A helicopter from the Colorado Division of Fire Protection and Control had been busy fighting wildfires, but eventually was freed up to transport boats, motors, pumps and the 5-gallon buckets of rotenone itself to the lakes. Workers mixed the chemical with water. It was administered from a boat throughout the lake, in volumes dictated by the water’s depth. The mixture shaded the water slightly white, a change that diminishes within several hours.
To apply rotenone to streams, workers spread out drips that added the rotenone/water solution to the flow every 15 seconds. A four-hour drip produced the desired solution throughout the streams.
The chemical works quickly. At one of the drip stations, Alves noticed that as soon as the organic green dye marker reached him from a drip point upstream, fish started dying. Workers also sprayed backwaters where fish might be lurking.
Rotenone, though extremely toxic to fish and some insects, is “harmless to man and all warmblooded vertebrates,” according to the journal Nature. Alves notes that it breaks down quickly in streams, but in lakes, at a water temperature of 50 degrees, takes about 28 days to decompose.
Then, the waiting begins. The dead fish decompose and, if all goes perfectly, the waterways will be clear for stocking. First, the water is tested — environmental DNA sampling comes in handy here — to make sure no fish survived that could taint the reintroduction of the native Rio Grande.
“You’ve got to wait and see,”Alves said. “We’ll do a lot of sampling, electrofishing in the streams, gill netting in the lakes, probably use environmental DNA, and test to see if there are genetic markers. We use that as a confirming tool.”
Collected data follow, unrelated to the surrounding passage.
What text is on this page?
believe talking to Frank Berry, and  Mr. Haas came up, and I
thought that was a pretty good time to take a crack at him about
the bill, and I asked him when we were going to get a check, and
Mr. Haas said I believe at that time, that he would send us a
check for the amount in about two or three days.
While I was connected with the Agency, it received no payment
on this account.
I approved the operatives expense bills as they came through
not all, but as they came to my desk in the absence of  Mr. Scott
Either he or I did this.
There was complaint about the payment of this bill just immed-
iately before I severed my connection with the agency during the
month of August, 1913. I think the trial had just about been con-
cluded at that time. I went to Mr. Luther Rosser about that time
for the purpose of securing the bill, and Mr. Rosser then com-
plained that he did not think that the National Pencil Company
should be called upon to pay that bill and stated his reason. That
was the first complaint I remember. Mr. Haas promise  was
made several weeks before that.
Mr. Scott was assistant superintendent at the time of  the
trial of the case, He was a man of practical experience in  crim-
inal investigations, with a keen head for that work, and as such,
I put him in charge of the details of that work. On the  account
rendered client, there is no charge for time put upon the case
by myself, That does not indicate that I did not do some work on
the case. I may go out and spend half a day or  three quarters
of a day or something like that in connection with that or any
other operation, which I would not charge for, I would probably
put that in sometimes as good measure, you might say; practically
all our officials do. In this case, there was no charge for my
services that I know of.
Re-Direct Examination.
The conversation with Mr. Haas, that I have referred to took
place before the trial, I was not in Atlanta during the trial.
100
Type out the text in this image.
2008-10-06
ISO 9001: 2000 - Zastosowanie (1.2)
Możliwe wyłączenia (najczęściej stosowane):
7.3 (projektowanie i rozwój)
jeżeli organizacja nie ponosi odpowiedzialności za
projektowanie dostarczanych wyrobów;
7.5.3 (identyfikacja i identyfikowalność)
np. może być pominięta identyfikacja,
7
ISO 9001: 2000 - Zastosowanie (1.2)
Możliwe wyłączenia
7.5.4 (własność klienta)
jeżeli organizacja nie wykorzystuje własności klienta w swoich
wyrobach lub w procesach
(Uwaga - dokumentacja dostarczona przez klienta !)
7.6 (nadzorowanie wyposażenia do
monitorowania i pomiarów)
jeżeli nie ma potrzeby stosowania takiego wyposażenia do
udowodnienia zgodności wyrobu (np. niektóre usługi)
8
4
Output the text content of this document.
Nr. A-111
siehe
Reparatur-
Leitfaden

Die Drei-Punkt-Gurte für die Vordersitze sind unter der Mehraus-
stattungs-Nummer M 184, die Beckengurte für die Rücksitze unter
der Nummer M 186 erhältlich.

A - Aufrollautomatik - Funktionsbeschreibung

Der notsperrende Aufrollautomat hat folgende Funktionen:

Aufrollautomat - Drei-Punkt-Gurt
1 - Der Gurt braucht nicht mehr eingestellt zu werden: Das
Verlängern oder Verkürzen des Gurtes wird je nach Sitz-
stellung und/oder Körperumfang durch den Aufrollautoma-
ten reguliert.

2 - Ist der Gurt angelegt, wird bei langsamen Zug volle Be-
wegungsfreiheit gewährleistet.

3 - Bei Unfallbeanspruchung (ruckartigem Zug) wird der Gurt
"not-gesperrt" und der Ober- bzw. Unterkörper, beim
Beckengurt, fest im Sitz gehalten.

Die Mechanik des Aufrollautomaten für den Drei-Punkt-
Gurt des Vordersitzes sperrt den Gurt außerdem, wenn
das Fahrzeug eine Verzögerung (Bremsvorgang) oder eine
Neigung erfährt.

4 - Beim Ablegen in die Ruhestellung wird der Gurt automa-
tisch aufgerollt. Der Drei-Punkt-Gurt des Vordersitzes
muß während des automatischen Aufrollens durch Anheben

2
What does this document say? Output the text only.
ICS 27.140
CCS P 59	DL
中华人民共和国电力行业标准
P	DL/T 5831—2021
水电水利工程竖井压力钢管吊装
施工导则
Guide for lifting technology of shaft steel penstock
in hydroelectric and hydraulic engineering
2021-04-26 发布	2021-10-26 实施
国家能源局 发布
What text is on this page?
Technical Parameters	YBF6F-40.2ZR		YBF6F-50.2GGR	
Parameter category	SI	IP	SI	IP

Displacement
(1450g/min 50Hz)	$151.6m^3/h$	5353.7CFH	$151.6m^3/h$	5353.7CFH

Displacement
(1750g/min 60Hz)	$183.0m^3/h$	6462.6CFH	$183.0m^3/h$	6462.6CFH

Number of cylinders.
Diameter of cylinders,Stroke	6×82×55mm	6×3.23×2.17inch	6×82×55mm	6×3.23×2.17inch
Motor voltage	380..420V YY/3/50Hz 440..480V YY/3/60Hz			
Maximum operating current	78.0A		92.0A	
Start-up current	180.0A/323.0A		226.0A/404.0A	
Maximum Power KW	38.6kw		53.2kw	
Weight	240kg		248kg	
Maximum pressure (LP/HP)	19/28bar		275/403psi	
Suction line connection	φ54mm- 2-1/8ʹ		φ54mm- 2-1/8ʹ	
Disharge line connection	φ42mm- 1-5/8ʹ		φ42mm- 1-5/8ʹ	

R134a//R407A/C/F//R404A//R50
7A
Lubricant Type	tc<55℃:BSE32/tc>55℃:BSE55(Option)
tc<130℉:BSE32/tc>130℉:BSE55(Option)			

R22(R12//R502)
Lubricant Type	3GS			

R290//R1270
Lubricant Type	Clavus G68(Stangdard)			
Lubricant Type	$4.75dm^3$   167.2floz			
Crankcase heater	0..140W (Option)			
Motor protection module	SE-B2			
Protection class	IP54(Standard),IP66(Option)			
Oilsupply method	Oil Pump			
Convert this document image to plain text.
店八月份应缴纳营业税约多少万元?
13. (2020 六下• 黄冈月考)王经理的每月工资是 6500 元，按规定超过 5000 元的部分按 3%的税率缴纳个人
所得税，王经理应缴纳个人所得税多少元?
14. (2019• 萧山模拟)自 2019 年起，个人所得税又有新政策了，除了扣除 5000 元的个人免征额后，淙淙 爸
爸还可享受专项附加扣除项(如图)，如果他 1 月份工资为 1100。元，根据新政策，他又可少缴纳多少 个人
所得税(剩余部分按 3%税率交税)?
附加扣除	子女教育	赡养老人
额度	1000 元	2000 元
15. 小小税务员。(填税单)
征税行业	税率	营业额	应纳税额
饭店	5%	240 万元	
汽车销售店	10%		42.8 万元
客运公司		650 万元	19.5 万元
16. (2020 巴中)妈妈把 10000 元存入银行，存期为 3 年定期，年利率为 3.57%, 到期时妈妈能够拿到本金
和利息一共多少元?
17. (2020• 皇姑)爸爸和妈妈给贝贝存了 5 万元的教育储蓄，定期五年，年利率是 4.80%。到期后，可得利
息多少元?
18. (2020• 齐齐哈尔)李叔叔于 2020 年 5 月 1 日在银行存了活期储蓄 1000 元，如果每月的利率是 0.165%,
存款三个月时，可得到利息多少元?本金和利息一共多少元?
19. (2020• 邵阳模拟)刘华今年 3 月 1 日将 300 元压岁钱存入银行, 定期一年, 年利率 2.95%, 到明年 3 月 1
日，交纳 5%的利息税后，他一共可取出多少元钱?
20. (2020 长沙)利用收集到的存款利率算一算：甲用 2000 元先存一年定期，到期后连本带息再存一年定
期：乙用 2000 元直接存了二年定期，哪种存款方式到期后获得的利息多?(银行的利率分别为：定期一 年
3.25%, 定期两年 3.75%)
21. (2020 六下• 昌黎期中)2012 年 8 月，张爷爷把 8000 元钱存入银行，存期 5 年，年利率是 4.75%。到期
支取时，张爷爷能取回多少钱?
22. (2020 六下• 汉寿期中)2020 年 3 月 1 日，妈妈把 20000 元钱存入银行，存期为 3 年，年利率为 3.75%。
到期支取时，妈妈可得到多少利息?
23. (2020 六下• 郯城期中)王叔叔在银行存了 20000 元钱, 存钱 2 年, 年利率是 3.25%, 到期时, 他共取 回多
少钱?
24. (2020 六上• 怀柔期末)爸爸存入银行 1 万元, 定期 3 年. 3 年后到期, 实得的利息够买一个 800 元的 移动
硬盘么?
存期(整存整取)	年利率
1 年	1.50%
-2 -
If any fish remain, CPW will come back and repeat the process.
“If there’s zero live fish,” Alves said, “we’ll start to restock in the fall.”
Typically, CPW uses airplanes to stock the high mountain lakes. Workers on foot or on horseback, and sometimes by helicopter, stock the streams. By stocking fish in a variety of age groups, managers can hasten the turnaround.
The Sand Creek drainage, with its hiking trails and beautiful vistas, is a highly used area, Alves said. Though remote, it’s only about an hour-and-a-half hike in from the trail head. What he wants people to understand is that what the CPW is doing “is definitely the right thing.” Yes, the fish are all gone — but that’s only temporary.
“As soon as we can, we’ll put in Rio Grande cutthroat trout, really a pretty fish, growing to the same size they’re used to catching, a 15- or 16-inch fish,” he said. “So they’re temporarily losing their opportunity, but it’ll come back. I predict within five years, they’ll see really good cutthroat trout in the lakes.”